Doğrudan Temin alımlarının toplam harcamalar içerisindeki payının 2003 yılı için yüzde 18 gibi yüksek bir oranda sonuçlanması, Kamu alımlarının usul ve esaslarını yeniden düzenleyen 4734 sayılı Kamu İhale Kanununun 2003 yılı başında yürürlüğe girmesinden ve İhale Komisyonlarının Kanunu tam olarak kavrayamayıp ihale usullerinden kaçınarak,

eski Kanunun vermiş olduğu alışkanlıklarla yanlış anlam yükledikleri doğrudan alım yöntemine başvurmalarından kaynaklanmaktadır.

4734 sayılı Kanunda belirtilen ihale usullerine göre yapılan ihaleler, istisna kapsamında gerçekleştirilen alımlar ve doğrudan temin yoluyla yapılan alımlarla ilgili, 4734 sayılı Kanunda belirtilen idareler tarafından Kamu İhale Kurumuna gönderilen bilgileri içermektedir. Kuruma gönderilmeyen bir kısım ihalelere ait sonuç verilerinin olduğu düşünüldüğünde, 2003 ve 2004 yıllarında kamu alımları için yapılan toplam harcamalar tam olarak yansıtılamamış olup sadece kuruma ulaştırılan bilgilerin toplamı ve buna dayalı veri analizleri yer alabilmiştir.

2005 yılından itibaren 4734 sayılı Kanun kapsamında yapılan kamu alımları, adet ve tutar bazında analiz edilerek yeniden gruplandırılmıştır.
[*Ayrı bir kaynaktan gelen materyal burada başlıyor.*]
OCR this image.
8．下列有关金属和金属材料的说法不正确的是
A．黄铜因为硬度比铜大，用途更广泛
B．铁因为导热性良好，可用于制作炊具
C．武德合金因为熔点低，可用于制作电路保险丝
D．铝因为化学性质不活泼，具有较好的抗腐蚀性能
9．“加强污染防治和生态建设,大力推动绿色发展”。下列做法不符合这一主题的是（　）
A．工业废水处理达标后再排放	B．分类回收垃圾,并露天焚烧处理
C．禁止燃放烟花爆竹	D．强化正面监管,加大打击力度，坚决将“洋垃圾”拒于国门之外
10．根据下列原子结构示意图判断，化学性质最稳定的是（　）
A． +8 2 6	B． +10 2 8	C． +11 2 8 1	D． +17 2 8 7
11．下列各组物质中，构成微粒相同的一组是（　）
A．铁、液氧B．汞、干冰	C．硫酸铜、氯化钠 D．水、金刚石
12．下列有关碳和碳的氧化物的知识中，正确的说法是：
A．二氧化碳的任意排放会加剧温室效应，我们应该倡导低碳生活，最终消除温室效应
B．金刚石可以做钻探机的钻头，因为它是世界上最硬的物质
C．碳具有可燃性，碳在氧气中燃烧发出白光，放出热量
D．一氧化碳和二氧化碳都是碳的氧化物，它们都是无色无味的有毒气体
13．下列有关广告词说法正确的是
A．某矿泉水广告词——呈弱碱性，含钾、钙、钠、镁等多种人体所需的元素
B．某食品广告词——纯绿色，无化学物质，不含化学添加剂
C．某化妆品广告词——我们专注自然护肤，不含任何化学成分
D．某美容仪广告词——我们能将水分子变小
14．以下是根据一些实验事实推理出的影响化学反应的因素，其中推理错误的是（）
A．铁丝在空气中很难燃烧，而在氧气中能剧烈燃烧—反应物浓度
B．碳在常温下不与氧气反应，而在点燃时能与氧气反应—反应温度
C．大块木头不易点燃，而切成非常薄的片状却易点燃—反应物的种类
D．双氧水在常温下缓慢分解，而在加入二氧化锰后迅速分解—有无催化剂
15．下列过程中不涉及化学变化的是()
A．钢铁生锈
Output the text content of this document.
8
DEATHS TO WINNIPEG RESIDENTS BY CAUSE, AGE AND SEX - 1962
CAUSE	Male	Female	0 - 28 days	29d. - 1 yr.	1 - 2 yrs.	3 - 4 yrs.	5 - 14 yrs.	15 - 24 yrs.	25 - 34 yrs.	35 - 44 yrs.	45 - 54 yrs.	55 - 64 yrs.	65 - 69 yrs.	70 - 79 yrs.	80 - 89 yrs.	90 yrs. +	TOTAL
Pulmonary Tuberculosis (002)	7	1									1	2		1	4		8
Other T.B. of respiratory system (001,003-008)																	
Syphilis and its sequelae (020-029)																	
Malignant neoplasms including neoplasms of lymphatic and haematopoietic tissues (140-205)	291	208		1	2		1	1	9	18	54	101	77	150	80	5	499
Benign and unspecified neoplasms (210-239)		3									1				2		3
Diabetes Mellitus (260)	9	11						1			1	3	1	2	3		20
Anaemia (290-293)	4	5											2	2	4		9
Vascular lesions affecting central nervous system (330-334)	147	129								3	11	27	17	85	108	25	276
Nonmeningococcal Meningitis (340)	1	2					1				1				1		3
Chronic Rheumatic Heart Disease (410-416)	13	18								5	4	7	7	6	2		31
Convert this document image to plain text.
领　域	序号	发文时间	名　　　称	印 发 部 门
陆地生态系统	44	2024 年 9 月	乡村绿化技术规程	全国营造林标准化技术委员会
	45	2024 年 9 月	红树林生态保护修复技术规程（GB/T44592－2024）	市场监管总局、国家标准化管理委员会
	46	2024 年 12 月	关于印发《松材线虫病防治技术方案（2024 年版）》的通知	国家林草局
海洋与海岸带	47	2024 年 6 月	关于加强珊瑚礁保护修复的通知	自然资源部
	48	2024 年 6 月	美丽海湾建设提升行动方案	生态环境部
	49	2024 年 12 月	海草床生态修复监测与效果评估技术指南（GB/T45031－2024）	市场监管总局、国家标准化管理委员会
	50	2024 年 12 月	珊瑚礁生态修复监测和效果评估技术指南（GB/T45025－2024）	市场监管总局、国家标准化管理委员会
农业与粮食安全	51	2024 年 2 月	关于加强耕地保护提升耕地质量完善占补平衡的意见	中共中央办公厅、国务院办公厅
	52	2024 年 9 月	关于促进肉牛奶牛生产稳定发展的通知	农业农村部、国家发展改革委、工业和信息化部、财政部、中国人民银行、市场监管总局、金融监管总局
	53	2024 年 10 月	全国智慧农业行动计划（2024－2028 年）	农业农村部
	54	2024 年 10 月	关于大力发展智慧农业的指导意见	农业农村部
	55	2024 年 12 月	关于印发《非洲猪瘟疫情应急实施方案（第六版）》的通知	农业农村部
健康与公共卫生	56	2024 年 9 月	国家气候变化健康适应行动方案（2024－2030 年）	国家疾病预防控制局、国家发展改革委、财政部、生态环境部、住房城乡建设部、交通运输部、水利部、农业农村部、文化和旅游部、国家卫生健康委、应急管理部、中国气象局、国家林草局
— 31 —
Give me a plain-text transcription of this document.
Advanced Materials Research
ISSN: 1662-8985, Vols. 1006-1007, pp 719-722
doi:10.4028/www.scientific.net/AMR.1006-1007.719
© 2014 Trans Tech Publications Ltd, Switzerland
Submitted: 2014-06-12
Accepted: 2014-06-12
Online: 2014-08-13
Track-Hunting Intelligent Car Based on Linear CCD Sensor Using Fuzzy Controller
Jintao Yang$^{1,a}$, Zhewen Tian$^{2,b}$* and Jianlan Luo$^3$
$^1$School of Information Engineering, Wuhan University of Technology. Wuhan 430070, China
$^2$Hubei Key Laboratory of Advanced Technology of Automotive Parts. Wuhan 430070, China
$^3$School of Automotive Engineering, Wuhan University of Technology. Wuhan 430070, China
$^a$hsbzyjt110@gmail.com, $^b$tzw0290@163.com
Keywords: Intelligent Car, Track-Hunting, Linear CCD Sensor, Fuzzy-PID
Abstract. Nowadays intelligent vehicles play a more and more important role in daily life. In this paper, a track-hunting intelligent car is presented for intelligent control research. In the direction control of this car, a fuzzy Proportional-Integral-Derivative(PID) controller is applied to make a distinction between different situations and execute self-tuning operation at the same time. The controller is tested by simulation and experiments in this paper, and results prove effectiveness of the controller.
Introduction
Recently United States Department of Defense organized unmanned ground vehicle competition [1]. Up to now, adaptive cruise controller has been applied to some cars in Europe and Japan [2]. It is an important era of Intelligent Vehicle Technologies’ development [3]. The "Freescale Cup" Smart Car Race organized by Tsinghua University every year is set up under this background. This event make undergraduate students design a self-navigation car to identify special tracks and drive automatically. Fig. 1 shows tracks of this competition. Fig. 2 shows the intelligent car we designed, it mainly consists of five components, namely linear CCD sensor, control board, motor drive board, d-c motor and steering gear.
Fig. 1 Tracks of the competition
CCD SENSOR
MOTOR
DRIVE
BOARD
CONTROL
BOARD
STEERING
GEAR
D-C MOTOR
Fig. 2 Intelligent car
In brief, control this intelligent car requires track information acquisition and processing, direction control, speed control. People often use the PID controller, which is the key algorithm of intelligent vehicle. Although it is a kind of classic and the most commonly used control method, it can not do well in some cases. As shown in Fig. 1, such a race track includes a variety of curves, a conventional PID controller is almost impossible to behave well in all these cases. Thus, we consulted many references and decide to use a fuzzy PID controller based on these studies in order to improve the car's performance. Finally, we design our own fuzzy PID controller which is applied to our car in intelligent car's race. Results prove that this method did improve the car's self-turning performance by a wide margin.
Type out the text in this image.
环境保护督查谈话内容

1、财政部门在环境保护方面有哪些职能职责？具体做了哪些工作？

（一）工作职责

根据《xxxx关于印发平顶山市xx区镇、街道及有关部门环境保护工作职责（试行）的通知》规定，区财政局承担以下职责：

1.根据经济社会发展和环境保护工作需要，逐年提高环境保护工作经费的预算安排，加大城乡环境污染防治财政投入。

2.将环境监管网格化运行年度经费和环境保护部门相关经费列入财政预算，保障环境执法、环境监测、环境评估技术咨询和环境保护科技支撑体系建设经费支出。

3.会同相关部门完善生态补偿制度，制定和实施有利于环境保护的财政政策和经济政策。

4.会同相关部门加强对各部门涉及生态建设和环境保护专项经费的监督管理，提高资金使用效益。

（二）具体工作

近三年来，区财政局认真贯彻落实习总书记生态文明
Gruplandırma ihale türlerine göre, doğrudan temin yoluyla yapılan alımlar ve istisnalar kapsamında yapılan alımlar olarak üç bölümde yapılmıştır.

Kamu alımları, alım yöntemleri farklı olan bu üç gruba göre tutar bazında analiz edildiğinde;

2005 yılında Kanun kapsamındaki ihale usullerine göre yapılan alımların yüzde 73 oranıyla ilk sırada olduğu görülmüştür. Bu dönemde toplam 30,7 Milyar YTL’lik harcama yapılmış olup bunun 22,4 YTL’si ihale usullerine göre, 4,3 Milyar YTL’si (yüzde 14) doğrudan temin yoluyla ve (yüzde 13) 4 Milyar YTL’si ise istisnalar kapsamında gerçekleşmiştir. Doğrudan temin yoluyla yapılan alımlara bakıldığında, toplam harcamaların 4,3 Milyar YTL olduğu görülmektedir. Bunun yüzde 82’lik kısmını Kanunda belirtilen 22/d maddesine göre yapılan alımlar oluşturmaktadır. Bunu da yüzde 6 ile 22/b maddesi takip etmektedir.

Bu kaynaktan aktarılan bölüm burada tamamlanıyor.